De hecho, me hicieron falta los sonidos, los colores y la narrativa de los movimientos culturales que con valentía en estos años se han negado a doblegarse al miedo, dándole en cambio protagonismo a la gente honesta de la 13. La paz, me dije, es ruidosa. Mientras regresaba a la casa me quedé pensativo. En particular, una pregunta ocupaba mi mente. “Medellín lo tiene todo para transformarse. ¿Por qué parece no lograrlo?” Pensaba en las iniciativas, personas, organizaciones que he tenido el honor de conocer a lo largo de estos años. De hecho, esta ciudad potencialmente lo tiene todo.
Medellín tiene una sociedad civil resiliente y creativa. A la violencia más brutal las comunidades han respondido generando talentos artísticos extraordinarios que son referencia internacional. Medellín tiene también algunos de los empresarios más visionarios y exitosos del país. La academia pública y privada es generadora no solamente de un conocimiento de nivel mundial, sino que también impulsa a una ciudadanía consciente. La administración pública dispone de recursos y de un potencial de iniciativa política que no tiene comparación en el país.
Todo esto ha generado en las últimas décadas cambios importantes que son innegables. Pero aun así, los patrones negativos que afectan a la ciudad, y que siguen perpetuando muerte, violencia, y desigualdad, todavía cortan sus alas. La violencia que hoy padecen Altavista, Robledo, y la Comuna 13 es solamente el síntoma de dinámicas estructurales y de códigos culturales que siguen generando sus males, y que no se ha logrado transformar.
¿Cuál es, entonces, el paso que la ciudad tiene que dar hoy para generar un cambio más profundo, y ojalá definitivo? Pensando sobre esta pregunta, me acordé de lo que hace años mi amigo, el escritor siciliano, Roberto Mazzarella me dijo sobre la ciudad de Palermo, durante su lucha contra la Mafia. “Palermo”, me dijo Roberto, “es como un archipiélago de islas exóticas. Cada una preciosa y linda, pero separada de las además. Palermo tiene que volverse un continente”. El desafío de Medellín hoy es la unidad de la ciudad. Para transformarse, esta ciudad tiene que transcender su fragmentación múltiple, y superar la confrontación y hacer más efectiva la cooperación entre los honestos.

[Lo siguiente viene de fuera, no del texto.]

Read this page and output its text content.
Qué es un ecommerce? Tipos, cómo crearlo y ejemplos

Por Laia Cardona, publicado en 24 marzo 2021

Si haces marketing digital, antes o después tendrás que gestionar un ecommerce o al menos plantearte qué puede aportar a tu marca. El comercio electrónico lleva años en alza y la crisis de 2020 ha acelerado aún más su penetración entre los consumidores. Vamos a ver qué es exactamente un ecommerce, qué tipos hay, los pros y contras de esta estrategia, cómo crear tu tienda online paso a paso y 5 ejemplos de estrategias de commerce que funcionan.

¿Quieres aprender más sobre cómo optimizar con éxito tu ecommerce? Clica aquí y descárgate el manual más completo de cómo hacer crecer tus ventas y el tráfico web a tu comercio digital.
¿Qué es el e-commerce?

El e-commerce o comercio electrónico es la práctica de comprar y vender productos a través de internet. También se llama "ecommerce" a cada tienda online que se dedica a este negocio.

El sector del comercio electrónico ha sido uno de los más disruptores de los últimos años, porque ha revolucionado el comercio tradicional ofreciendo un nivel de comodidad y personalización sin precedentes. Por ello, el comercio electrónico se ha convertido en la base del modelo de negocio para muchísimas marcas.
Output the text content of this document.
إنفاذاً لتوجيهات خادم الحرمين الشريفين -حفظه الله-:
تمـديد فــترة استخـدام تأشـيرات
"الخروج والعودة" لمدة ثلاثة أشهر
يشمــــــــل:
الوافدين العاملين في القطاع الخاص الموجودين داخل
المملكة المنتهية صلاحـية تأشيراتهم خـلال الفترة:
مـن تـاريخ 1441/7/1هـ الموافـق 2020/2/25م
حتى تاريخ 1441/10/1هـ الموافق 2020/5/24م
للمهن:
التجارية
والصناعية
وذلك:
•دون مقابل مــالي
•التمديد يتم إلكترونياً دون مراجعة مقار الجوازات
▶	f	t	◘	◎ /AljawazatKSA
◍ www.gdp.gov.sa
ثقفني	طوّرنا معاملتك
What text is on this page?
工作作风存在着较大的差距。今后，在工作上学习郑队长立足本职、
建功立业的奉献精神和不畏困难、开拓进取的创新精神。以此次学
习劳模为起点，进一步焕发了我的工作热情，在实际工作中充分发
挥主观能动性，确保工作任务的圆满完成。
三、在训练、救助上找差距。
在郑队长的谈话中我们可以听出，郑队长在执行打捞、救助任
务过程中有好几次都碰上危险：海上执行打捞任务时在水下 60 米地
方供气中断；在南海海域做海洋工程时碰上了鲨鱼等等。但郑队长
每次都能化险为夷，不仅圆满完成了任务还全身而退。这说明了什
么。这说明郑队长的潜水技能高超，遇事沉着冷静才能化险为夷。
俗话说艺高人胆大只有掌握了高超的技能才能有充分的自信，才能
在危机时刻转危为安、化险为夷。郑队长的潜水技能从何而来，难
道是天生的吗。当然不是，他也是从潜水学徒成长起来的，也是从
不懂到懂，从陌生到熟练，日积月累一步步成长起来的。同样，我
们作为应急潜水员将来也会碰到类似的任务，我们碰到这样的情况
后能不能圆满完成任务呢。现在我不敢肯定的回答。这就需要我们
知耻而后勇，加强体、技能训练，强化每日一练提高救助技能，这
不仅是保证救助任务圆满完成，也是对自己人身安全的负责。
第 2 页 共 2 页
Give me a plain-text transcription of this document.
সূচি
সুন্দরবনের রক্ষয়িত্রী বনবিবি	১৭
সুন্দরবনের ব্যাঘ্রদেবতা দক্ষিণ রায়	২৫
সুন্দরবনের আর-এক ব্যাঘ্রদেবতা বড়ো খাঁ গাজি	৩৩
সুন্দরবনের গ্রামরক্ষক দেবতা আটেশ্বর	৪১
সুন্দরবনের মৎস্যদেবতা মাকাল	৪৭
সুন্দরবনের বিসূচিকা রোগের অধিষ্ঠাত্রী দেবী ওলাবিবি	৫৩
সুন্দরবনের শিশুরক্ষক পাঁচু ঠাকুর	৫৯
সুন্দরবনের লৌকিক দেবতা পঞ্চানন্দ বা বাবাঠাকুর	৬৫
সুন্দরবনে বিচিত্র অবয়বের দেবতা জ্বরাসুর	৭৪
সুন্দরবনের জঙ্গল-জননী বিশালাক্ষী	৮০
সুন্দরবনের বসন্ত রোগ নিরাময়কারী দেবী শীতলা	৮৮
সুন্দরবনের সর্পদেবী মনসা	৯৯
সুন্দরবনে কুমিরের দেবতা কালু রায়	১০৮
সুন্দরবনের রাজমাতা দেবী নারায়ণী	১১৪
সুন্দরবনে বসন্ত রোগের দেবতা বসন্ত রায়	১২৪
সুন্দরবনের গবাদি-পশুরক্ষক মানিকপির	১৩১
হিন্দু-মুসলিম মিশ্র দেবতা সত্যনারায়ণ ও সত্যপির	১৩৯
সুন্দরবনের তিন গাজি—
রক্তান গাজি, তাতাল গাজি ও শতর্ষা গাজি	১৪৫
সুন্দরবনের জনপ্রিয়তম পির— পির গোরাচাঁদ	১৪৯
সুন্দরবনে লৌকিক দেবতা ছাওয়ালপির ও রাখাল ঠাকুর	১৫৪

Medellín, tienen que generar una comunidad de conversaciones, que más allá de articular mesas y foros, permita respirar al unísono y de pasar a una acción colectiva, poderosa y transformadora.
Esto requiere el surgir de un nuevo liderazgo consciente, que no solo reconozca y valore la diversidad de las historias, experiencias y visiones que conforman la ciudad, sino que sea capaz de integrarlas, para lograr un propósito compartido más elevado. No un liderazgo que divida y que critique sin proponer, sino un liderazgo que armonice y que sea generativo. La detección y la formación de este liderazgo consciente es lo que llevará Medellín a un nuevo nivel de conciencia.